NVIDIA Wins $18 Million DOE Grant for Exascale Computing Research

by Bill Dally

Developing exascale computing capabilities is the key to next-generation scientific research, national security and ensuring economic competitiveness.

That’s why I’m thrilled that NVIDIA has received an $18 million grant from the U.S. Department of Energy, under its “FastForward 2” program, to accelerate the development of next-generation supercomputers.

With our expertise in high performance computing, we’ll build on our work in the original FastForward program, bringing a strong focus on energy efficiency, programmability and resilience.

NVIDIA has a long record of winning research awards that reflect our pioneering work. These awards ensure that we can help address some of the world’s greatest scientific challenges through the development of powerful computing systems.

The latest award, part of $100 million in funding given to a handful of technology companies, is tied to the DOE’s plan for driving innovative research and development essential to delivering next-generation capabilities that are affordable and energy efficient.

DOE’s Exascale Goal

The DOE’s goal is to have exascale systems that operate at quintillions of floating point calculations per second. Such systems would be 30-60 times faster than today’s leading petaflop (quadrillion floating point operations per second) supercomputers. The world’s fastest computer today is in China with about 55 petaflops peak performance.

Exascale computing is seen as the next big challenge in supercomputing. The DOE believes that a highly parallel, heterogeneous computing model, the kind developed by NVIDIA, offers the best approach to get there.

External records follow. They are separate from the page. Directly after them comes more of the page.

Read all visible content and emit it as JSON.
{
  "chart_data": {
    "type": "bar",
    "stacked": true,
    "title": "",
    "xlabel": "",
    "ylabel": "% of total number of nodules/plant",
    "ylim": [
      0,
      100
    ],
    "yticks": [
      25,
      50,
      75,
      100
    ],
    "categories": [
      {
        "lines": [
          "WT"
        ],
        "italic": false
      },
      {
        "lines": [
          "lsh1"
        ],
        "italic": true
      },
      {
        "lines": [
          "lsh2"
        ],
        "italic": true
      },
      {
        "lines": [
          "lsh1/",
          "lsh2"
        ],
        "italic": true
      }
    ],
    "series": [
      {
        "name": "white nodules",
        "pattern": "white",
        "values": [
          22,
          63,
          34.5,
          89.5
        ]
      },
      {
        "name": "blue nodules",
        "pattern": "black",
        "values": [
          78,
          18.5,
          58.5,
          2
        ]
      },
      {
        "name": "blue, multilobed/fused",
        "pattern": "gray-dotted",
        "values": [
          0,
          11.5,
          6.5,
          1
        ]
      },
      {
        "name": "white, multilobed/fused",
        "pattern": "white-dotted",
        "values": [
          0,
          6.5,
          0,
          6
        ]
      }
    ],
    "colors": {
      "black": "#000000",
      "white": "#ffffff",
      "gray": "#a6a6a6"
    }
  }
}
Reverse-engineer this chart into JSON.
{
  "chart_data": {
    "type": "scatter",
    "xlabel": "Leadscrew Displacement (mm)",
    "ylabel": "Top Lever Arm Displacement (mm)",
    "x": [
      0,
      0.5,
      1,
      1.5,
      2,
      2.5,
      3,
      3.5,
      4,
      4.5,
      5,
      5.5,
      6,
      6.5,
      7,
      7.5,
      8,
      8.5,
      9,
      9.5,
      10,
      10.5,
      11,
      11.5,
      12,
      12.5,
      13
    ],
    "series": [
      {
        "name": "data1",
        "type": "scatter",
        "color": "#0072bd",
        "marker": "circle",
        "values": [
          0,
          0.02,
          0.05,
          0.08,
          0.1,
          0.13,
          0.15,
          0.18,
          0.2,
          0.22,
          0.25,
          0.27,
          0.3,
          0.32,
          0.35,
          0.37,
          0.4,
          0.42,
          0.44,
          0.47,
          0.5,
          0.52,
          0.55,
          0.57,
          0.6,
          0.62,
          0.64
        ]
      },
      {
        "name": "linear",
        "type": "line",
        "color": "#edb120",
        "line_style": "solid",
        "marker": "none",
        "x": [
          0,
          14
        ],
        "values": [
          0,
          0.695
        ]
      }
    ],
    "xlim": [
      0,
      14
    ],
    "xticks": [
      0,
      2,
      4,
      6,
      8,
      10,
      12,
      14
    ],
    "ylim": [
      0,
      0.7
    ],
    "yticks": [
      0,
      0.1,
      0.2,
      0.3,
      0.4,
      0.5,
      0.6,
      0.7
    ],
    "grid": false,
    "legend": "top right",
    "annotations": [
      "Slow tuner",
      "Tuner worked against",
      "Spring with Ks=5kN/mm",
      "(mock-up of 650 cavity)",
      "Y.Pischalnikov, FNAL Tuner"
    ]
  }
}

As part of our effort to investigate node architectures for future exascale computer systems, we’ll work with scientists across seven DOE laboratories. Research will focus on processor architecture, circuits, memory architecture, high-speed signaling and programming models to enable an exascale computer at a reasonable power level.

Key challenges will include energy efficiency, performance, data movement, concurrency, reliability and programmability—all of which are interconnected. Areas of focus in the node architecture program include application co-design, memory system architecture, resilience, circuits and integrated circuit design techniques, among others.

NVIDIA researchers will collaborate with DOE application developers on parallel algorithm development and optimization for DOE applications. We’ll also work on providing extreme energy efficiency in both the processor core and memory system.

For the memory system architecture, researchers will focus on developing better memory system performance and efficiency to end applications. Programming models and tools will also be developed aimed at aiding a broad spectrum of programmers in reaching their goals on any exascale architecture.

Energy Efficiency

Power consumption is considered a leading design constraint for future systems, so the FastFoward 2 program will focus on making systems developed energy efficient.

The DOE’s target is to facilitate the development of an exascale system that consumes less than 20 megawatts by 2020. Our FastForward 2 research aims to meet this goal through research on energy-efficient processors, efficient communication technology, better programming systems and improved memory technology.

With today’s Kepler GPUs, the most efficient GPU computing system, the Tsubame KFC (No. 1 on the Green500 list) has an efficiency of 4.5 gigaflops per watt. Using today’s technology, an exaflops system would consume over 200MW. The research we will be doing under FastForward 2 aims to reduce this by an order of magnitude so we can achieve an exaflops system at 20MW.

NVIDIA is a pioneer in the use of massively parallel accelerators for supercomputing, and is well placed to lead new development. Our GPUs have thousands of cores to process parallel workloads efficiently, in order to handle multiple tasks simultaneously.

This offers unprecedented application performance by offloading compute-intensive portions of an application to the GPU. And as we’ve demonstrated at NVIDIA, GPUs do their work very efficiently. The top 15 systems on the latest Green500 list of the world’s most efficient supercomputers are all GPU powered.